Memasuki masa panen di bulan Maret hingga April, produksi beras dalam negeri dapat dimanfaatkan untuk memaksimalkan cadangan beras pemerintah (CBP) yang dikelola oleh Bulog.

Sementara itu, izin impor yang dikeluarkan oleh pemerintah dapat digunakan sebagai bentuk antisipasi dari masih kurangnya pasokan beras untuk memenuhi kebutuhan dalam negeri, terutama untuk cadangan bencana maupun krisis pangan.

“Pemerintah dapat memaksimalkan penyerapan beras dari petani karena berdasarkan data Badan Pusat Statistik (BPS), terdapat peningkatan produksi di tahun 2020 kalau dibandingkan dengan 2019.

Selain itu, impor juga kurang bijak kalau dilakukan di masa panen raya. Pergerakan harga beras dari waktu-waktu seharusnya bisa dijadikan salah satu acuan dalam menentukan perlu tidaknya impor beras,” jelas Felippa.

BPS mencatat bahwa produksi beras tahun 2020 mencapai 31,63 juta ton atau meningkat dibandingkan tahun sebelumnya yang sebesar sebesar 31,31 juta ton.

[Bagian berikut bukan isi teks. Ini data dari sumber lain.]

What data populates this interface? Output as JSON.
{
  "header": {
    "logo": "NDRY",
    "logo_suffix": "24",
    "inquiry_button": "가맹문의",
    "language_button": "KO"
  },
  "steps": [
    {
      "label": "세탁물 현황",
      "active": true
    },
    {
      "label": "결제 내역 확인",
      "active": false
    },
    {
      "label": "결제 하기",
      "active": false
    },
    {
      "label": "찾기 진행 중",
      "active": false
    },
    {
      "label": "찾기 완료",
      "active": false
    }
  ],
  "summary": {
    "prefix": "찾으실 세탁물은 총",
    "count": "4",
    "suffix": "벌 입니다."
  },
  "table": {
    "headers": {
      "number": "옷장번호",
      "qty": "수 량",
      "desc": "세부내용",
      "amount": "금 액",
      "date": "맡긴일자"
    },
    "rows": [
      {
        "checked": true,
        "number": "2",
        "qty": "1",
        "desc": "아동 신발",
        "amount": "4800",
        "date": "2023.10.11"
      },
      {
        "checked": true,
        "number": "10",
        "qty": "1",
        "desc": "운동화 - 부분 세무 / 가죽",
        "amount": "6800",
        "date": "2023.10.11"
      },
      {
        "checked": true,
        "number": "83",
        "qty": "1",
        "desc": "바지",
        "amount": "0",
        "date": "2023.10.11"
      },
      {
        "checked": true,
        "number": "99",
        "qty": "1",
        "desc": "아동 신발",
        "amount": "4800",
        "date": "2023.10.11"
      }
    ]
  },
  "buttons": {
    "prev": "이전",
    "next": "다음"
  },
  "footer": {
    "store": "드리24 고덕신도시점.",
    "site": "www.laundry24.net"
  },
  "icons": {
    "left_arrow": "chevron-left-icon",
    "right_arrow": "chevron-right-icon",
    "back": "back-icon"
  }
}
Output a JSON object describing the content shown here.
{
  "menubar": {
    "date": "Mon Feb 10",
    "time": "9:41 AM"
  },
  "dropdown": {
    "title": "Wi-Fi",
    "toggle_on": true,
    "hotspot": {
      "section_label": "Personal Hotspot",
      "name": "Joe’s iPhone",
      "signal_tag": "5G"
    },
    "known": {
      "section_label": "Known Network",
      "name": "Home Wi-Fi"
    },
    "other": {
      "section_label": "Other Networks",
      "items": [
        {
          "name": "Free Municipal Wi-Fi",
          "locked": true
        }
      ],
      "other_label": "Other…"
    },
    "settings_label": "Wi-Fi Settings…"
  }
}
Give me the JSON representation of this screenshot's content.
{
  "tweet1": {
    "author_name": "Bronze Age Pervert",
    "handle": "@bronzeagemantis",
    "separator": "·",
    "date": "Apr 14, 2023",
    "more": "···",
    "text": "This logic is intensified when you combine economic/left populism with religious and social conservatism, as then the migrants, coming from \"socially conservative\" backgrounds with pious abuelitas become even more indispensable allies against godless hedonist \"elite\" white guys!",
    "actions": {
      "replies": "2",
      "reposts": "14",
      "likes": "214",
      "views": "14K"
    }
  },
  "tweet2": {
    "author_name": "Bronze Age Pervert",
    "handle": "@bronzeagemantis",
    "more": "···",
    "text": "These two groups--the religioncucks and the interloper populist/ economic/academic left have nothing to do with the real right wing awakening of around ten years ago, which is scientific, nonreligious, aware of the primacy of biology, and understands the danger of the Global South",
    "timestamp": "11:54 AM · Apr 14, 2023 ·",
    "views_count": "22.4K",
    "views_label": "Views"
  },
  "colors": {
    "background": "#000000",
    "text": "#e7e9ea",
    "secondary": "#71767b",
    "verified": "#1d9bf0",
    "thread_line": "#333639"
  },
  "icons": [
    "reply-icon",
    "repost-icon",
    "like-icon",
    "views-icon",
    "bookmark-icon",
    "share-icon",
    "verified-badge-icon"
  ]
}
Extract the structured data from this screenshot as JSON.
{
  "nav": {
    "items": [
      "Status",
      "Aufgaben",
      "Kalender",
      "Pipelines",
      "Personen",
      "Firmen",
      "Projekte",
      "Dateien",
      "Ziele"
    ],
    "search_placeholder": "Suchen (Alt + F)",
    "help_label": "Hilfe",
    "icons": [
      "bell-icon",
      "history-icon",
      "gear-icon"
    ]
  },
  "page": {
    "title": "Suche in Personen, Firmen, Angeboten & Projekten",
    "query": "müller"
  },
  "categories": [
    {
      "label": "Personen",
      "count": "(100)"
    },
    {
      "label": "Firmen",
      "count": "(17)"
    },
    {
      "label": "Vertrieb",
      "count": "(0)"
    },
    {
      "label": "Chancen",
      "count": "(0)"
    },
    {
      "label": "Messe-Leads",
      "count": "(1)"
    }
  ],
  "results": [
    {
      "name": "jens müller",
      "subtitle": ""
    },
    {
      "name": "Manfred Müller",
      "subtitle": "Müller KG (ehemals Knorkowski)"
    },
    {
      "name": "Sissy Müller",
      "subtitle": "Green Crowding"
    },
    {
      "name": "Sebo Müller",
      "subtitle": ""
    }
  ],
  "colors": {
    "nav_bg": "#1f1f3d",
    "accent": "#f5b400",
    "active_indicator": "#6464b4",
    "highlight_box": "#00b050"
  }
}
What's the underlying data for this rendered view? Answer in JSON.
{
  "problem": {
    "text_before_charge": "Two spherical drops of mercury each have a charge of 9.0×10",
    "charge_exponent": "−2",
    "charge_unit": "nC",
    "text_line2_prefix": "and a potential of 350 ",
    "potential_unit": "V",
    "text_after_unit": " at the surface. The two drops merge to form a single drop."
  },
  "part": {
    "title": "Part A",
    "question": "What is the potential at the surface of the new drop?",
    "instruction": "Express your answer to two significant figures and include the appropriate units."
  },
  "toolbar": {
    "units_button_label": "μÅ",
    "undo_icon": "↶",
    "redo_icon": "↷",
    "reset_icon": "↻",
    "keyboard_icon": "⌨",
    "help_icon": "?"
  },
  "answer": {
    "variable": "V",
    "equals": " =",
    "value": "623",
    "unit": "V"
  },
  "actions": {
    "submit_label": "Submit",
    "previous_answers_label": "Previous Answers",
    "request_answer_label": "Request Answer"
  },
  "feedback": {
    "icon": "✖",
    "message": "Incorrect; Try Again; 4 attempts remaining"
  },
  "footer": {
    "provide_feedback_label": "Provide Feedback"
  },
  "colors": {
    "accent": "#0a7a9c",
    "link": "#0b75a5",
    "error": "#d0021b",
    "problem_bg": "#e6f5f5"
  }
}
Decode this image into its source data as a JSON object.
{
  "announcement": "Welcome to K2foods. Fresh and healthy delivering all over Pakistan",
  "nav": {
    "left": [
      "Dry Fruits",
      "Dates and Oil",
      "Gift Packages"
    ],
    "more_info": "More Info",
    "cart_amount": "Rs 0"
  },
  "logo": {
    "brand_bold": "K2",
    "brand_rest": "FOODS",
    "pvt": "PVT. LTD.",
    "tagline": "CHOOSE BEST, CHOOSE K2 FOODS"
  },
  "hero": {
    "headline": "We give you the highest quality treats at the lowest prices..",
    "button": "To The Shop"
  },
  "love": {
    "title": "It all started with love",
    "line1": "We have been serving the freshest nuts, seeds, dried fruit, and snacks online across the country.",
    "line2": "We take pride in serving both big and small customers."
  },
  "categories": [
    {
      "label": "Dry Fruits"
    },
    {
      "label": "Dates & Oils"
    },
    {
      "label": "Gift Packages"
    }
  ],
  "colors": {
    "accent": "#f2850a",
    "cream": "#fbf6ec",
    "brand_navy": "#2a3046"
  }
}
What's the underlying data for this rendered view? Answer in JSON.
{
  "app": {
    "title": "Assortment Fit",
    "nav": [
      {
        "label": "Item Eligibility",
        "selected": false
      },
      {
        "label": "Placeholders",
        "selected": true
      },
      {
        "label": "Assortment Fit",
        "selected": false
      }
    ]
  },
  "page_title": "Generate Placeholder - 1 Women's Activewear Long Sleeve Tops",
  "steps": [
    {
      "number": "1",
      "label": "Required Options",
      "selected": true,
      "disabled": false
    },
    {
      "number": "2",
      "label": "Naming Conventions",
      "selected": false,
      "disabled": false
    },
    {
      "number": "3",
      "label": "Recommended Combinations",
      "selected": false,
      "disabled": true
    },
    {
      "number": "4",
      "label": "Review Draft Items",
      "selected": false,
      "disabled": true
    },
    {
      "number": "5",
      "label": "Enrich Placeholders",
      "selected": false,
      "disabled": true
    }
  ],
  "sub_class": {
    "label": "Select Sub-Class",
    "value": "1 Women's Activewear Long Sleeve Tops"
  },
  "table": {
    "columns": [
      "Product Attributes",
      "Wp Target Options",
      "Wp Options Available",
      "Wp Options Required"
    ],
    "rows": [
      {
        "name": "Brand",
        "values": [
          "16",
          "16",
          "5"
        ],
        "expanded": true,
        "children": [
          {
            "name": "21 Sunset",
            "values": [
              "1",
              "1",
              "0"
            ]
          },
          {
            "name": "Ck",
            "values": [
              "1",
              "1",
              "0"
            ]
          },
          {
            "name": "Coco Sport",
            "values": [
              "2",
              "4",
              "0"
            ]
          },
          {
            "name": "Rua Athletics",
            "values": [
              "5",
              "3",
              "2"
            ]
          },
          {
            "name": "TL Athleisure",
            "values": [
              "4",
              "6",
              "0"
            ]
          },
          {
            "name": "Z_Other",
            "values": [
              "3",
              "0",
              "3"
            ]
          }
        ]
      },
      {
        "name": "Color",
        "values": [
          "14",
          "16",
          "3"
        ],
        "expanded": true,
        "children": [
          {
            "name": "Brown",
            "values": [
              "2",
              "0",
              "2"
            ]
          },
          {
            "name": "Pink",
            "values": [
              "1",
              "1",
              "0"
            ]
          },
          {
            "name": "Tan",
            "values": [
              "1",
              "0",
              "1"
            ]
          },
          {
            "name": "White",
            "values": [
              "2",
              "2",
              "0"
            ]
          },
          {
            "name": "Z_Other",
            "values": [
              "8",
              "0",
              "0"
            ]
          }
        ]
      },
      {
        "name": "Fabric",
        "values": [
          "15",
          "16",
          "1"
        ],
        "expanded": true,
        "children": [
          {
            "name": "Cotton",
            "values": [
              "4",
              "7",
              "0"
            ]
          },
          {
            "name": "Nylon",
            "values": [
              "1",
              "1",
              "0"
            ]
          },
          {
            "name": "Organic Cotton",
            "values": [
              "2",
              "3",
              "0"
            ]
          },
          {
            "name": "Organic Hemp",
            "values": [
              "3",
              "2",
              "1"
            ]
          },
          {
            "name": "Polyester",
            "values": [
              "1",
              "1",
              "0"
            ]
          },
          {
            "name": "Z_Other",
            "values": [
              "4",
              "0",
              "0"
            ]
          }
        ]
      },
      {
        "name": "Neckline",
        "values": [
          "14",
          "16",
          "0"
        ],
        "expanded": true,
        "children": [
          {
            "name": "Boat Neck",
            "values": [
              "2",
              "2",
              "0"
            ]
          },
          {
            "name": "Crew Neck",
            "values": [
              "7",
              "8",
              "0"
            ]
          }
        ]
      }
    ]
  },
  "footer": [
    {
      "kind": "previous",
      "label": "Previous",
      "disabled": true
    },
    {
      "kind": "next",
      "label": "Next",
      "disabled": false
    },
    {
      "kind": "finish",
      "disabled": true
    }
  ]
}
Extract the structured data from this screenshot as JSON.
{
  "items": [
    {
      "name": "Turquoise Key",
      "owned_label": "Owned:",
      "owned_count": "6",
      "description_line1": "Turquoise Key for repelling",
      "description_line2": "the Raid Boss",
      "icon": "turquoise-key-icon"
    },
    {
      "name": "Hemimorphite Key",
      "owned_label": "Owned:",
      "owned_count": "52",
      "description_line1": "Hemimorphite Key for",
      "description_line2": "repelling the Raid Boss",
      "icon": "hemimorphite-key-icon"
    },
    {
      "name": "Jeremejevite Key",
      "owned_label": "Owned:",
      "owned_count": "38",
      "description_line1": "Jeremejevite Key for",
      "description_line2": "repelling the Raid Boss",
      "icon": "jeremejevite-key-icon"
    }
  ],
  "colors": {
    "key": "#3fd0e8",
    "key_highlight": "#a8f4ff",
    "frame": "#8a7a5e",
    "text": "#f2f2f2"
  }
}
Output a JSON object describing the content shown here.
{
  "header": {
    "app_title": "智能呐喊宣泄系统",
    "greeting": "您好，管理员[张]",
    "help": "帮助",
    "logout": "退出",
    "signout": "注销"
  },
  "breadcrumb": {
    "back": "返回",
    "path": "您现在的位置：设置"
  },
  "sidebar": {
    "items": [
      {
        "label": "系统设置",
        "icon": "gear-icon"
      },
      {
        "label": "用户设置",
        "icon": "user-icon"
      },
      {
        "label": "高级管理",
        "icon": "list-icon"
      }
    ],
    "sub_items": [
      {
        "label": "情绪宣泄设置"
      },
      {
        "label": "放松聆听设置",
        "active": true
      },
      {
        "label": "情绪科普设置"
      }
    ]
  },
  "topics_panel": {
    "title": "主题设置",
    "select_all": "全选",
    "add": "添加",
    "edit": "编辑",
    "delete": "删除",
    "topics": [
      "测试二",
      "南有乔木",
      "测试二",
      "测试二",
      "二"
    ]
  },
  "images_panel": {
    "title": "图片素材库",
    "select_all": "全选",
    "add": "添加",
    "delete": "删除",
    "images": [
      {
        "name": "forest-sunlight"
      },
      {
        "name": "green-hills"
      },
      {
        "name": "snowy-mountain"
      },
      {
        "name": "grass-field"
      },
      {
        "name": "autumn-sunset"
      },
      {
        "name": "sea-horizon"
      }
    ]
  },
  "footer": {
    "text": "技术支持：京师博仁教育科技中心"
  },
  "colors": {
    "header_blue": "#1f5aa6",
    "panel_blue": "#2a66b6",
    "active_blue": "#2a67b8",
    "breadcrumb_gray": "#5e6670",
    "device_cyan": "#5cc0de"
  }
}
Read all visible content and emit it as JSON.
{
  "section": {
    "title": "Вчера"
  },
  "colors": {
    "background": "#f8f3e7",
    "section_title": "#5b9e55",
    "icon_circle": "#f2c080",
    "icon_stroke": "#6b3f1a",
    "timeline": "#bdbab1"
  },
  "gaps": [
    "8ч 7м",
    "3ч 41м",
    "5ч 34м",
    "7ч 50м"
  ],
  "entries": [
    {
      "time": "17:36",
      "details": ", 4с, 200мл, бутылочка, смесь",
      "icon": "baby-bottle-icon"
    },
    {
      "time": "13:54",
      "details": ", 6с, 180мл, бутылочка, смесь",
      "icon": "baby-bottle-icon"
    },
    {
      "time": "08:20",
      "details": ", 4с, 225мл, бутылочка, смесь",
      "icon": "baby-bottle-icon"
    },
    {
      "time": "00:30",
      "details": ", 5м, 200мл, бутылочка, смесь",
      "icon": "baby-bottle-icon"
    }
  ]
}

Baca juga : DPD Minta Perum Bulog Beli Hasil Panen Petani

BPS menyebut angka produksi tersebut diperoleh dari luas panen padi 2020 mencapai 10,79 juta hektare atau mengalami kenaikan 108,93 ribu hektare atau 1,02 persen dibandingkan luas panen tahun 2019 yang sebesar 10,68 juta hektare.

Felippa menambahkan, eksekusi impor beras dapat mempertimbangkan berbagai faktor, seperti ketersediaan pasokan di dalam negeri, hasil panen dan juga harga beras internasional yang sedang murah.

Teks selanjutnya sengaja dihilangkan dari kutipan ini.